A 30-year-old patient has been diagnosed with hypothyroidism. What should the nurse expect to assess in this patient's integumentary system? a) Warm, flushed skin, alopecia, and thin nails b) General hyperpigmentation and loss of body hair c) Pale skin, pale mucous membranes, hair loss, and nail dystrophy d) Cold, dry, pale skin, dry, coarse hair, and brittle, slow growing nails

D With hypothyroidism the patient will manifest with cold, dry, pale skin, dry, coarse, brittle hair, and brittle, slow growing nails. With hyperthyroidism the patient will have warm, flushed skin, alopecia with fine soft hair, and thin nails. With Addison's disease the patient will have loss of body hair and generalized hyperpigmentation, especially in folds. With anemia, the patient will display pallor, pale mucous membranes, hair loss, and nail dystrophy.

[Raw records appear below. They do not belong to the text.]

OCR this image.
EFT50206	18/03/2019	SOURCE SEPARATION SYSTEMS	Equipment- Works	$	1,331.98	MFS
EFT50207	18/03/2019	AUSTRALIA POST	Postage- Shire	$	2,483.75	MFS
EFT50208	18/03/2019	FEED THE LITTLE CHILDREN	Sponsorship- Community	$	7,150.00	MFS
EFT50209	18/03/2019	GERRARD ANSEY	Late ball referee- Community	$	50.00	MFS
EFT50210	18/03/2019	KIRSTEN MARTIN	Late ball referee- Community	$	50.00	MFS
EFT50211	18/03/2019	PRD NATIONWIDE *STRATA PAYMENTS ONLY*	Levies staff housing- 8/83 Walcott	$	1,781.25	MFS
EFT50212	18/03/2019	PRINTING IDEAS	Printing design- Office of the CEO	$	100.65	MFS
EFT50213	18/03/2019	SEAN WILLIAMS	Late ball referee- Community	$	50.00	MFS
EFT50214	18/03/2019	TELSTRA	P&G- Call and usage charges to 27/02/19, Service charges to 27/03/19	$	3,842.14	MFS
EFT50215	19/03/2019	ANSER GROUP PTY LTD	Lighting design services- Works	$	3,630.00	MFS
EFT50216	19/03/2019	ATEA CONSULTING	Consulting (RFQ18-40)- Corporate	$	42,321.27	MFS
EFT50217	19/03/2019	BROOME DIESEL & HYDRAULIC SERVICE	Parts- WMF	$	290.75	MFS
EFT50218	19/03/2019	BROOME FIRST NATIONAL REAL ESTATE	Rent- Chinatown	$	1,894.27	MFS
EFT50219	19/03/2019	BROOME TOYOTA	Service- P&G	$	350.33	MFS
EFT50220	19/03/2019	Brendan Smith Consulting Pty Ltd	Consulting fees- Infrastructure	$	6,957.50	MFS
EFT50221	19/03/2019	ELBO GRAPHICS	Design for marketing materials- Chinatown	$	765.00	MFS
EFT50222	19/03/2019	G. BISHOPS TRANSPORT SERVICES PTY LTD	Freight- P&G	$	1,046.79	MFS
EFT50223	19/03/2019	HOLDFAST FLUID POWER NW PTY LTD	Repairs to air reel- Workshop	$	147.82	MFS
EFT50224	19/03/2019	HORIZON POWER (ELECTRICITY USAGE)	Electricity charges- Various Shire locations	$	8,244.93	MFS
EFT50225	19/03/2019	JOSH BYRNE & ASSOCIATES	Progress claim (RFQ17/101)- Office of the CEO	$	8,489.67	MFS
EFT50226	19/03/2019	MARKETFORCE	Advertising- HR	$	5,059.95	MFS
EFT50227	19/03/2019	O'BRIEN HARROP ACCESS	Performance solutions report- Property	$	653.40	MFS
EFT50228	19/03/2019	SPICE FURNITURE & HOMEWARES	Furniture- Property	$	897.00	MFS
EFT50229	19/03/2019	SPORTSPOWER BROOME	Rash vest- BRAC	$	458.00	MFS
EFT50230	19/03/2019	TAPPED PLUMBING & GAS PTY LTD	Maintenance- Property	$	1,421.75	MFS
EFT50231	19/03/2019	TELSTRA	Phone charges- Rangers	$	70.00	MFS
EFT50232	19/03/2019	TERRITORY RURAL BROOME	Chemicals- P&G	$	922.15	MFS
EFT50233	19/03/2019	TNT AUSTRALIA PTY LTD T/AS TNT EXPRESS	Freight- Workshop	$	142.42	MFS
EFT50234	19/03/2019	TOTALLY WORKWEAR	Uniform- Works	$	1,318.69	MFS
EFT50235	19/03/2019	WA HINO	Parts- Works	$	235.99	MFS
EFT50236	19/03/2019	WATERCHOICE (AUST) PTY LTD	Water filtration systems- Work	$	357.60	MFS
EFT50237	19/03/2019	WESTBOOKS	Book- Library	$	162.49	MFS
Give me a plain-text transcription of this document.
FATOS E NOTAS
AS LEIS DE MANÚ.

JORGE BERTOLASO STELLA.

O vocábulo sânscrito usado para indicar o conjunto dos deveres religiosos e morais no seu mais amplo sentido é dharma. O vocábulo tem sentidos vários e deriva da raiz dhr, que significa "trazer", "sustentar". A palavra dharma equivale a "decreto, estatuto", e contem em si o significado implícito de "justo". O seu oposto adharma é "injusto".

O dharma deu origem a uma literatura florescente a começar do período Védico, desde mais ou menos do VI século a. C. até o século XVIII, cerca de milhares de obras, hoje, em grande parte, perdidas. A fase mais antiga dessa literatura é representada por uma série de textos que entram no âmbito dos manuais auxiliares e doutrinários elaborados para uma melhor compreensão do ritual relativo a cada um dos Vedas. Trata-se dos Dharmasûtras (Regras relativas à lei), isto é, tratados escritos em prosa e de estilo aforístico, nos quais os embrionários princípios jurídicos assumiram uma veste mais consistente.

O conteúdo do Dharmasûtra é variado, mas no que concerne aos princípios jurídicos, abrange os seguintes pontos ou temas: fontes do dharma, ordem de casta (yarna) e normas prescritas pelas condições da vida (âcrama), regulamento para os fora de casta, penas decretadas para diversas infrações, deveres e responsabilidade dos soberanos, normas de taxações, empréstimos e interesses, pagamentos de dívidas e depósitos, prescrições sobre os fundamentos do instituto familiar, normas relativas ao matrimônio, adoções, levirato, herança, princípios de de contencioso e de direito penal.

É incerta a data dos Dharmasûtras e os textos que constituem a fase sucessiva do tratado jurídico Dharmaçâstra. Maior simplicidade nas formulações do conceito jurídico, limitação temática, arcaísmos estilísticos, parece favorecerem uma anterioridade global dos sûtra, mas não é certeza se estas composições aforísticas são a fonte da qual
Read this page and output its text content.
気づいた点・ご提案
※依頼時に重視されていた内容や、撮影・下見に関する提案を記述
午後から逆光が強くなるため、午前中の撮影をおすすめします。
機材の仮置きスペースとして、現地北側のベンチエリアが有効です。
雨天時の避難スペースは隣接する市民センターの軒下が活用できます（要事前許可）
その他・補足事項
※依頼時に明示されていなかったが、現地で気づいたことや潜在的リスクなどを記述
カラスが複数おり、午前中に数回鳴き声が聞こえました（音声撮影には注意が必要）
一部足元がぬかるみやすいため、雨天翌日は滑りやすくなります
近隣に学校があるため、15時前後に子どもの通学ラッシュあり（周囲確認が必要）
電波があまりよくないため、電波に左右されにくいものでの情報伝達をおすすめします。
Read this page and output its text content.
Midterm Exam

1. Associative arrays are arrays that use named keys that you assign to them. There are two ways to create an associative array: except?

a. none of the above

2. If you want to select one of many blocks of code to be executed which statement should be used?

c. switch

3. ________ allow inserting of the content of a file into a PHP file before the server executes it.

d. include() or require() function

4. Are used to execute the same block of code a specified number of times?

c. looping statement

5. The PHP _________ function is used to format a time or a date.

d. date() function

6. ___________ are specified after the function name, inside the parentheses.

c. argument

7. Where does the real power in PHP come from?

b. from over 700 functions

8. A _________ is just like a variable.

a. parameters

A patient's blood test reveals elevated levels of growth hormone (GH) and adrenocorticotropic hormone (ACTH). In discussing these results with the patient, the nurse explains that both of these hormones have which feature? a) Stimulate the release of cortisol b) Are secreted by the anterior pituitary c) Stimulate the release of aldosterone d) Are secreted by the posterior pituitary

b Both GH and ACTH are secreted by the anterior pituitary, not the posterior pituitary. ACTH does stimulate the release of cortisol from the adrenal cortex, but GH does not. Release of aldosterone is stimulated by renin from the kidney.